The antibiotics didn’t seem to do her any good, so the odds of this thing being cancer had gone up. As you can imagine, the anxiety level around here had also gone way up.

Biopsies on cat tongues are really difficult, painful, bloody messes. They often don’t yield useful information, and cancer in cats isn’t particularly treatable anyway. If it is cancer, the thing to do is manage it with prednisone and prepare for the end. Prednisone is also one of the first things to try for some of those other possible causes, unless it’s squamous cell carcinoma, in which case a different anti-inflammatory is sometimes helpful. However, squamous cell carcinoma is as horrible a diagnosis for a cat as it is for a human, and that drug is less likely to help the other possibilities, so we decided that the optimistic next step was to start her on prednisone and switch her to the other thing later if it didn’t help.

Two weeks later, Gjetost seemed to be a bit more energetic, and I thought her tongue might be looking a little better. Although the lumpy area didn’t seem to be any smaller, it was at least tongue-colored and much less angry looking.
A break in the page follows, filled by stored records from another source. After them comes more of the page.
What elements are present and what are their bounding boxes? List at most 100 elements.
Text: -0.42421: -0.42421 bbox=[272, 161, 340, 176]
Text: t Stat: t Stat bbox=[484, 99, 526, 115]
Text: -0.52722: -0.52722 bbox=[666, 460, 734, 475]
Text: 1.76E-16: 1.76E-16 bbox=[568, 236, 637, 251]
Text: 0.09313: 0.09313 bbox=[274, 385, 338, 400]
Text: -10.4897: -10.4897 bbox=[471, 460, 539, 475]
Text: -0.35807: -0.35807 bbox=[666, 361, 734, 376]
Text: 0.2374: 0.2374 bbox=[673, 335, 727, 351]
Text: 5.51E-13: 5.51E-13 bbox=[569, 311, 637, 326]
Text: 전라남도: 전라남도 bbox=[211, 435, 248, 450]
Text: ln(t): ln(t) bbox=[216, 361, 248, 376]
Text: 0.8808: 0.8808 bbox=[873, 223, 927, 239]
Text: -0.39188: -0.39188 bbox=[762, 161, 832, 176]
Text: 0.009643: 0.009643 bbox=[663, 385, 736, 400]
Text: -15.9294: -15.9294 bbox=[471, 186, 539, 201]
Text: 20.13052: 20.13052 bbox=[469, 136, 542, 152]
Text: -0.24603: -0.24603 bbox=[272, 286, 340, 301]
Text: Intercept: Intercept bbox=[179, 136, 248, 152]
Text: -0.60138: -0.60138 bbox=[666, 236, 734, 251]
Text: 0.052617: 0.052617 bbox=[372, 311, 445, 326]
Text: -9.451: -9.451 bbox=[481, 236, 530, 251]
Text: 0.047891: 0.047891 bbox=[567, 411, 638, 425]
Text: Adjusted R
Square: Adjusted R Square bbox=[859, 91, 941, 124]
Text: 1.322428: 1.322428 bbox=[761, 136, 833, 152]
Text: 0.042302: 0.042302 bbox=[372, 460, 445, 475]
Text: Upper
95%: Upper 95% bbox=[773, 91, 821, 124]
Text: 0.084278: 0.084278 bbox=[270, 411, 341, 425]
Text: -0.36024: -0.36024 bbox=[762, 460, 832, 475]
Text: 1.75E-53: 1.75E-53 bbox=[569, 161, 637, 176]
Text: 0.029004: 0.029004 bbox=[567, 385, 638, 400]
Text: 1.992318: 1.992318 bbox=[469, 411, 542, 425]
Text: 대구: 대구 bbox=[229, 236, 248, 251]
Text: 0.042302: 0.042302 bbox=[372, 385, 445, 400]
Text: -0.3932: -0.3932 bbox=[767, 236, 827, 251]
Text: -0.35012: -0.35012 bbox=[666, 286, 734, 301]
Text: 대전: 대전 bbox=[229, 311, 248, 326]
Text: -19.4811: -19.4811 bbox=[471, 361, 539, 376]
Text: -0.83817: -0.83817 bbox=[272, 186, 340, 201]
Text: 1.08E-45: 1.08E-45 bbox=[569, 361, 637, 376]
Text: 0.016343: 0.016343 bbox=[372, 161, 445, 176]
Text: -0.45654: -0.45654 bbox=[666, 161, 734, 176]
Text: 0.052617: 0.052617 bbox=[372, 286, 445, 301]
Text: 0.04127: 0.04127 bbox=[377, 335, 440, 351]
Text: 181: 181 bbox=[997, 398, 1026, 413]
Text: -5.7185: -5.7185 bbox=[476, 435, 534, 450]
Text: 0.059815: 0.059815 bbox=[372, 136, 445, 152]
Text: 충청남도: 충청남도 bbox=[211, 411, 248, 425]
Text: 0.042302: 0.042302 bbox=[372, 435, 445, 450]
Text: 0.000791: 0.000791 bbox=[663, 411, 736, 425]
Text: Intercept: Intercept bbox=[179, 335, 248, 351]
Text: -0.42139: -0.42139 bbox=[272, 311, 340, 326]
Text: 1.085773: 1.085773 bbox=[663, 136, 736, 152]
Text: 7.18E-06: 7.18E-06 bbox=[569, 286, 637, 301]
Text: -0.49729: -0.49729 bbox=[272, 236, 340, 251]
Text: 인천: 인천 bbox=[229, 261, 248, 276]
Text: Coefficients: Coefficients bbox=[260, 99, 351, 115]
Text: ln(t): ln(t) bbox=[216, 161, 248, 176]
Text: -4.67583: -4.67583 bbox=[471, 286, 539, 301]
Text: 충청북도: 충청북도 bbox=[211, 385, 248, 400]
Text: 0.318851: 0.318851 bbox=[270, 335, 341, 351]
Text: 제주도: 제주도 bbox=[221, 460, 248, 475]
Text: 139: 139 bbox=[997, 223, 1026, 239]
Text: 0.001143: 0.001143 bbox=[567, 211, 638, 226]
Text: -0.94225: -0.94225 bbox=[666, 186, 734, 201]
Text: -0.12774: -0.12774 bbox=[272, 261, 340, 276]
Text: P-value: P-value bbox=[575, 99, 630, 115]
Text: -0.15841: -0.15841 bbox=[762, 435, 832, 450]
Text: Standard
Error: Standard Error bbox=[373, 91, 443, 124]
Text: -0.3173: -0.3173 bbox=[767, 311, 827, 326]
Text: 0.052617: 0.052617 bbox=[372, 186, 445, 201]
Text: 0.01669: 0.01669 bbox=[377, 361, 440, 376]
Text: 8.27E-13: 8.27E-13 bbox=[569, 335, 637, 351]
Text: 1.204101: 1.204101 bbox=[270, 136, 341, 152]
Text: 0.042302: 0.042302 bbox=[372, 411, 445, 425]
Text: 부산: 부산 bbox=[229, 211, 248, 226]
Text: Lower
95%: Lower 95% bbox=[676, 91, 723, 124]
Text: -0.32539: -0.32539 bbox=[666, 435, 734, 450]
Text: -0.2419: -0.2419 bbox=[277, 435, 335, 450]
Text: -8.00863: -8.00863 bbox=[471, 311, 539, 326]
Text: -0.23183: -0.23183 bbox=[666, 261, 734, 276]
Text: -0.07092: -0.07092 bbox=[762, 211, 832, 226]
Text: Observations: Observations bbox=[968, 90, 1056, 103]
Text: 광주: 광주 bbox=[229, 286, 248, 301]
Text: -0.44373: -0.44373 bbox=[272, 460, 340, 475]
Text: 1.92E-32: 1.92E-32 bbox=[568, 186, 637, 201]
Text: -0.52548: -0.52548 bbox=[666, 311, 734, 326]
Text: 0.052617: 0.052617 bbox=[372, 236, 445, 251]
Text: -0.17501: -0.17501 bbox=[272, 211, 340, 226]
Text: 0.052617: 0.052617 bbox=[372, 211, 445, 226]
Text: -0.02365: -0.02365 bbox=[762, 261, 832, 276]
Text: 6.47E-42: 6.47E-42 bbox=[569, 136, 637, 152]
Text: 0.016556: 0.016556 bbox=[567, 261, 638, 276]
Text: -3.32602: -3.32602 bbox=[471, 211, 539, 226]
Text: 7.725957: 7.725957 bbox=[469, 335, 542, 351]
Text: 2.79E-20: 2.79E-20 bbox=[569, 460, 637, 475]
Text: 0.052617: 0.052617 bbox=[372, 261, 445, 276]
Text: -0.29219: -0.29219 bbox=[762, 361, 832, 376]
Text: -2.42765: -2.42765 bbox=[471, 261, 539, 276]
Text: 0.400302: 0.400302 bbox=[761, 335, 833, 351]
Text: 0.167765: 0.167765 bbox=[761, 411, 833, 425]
We continued the prednisone.

A week after that, I would have sworn that the lumpy area was looking smaller, but cat’s tongues are REALLY hard to examine, and I worried that I was seeing what I wanted to see. However, she also seemed to be gaining weight and energy, and my little burly girl was even showing renewed interest in crunchy treats. Also, the eye-goobers and butt-crumbs she’d had all her life had suddenly cleared up. Dr. B thought that all this made her think more and more that it was an allergy thing, and she suggested that we keep going with prednisone and bring her in a week later for a recheck, when it should be even more clear whether she was getting better.

Her recheck was Tuesday, and as soon as Dr. B opened her mouth, we both could see that Gjetost is doing WAY better. The lumpy area was considerably smaller, about the size of a dime, and for the first time, we could see that the rest of her tongue going back to her throat was normal, healthy tissue. Sure enough, she’s also gained half a pound, and she seems generally healthier and happier.

Dr. B was very pleased with her progress. She thinks it’s probably some kind of weird allergy thing, because none of the possible cancers would have responded as well as that. We’ll keep going with the prednisone until the lumps are either completely gone or the progress appears to plateau, then taper her off and see what happens next. Meanwhile, please keep doing whatever you’ve been doing for her, because she’s not completely out of the woods yet, but SOMETHING is helping.

And that is news worth three hundred pianos.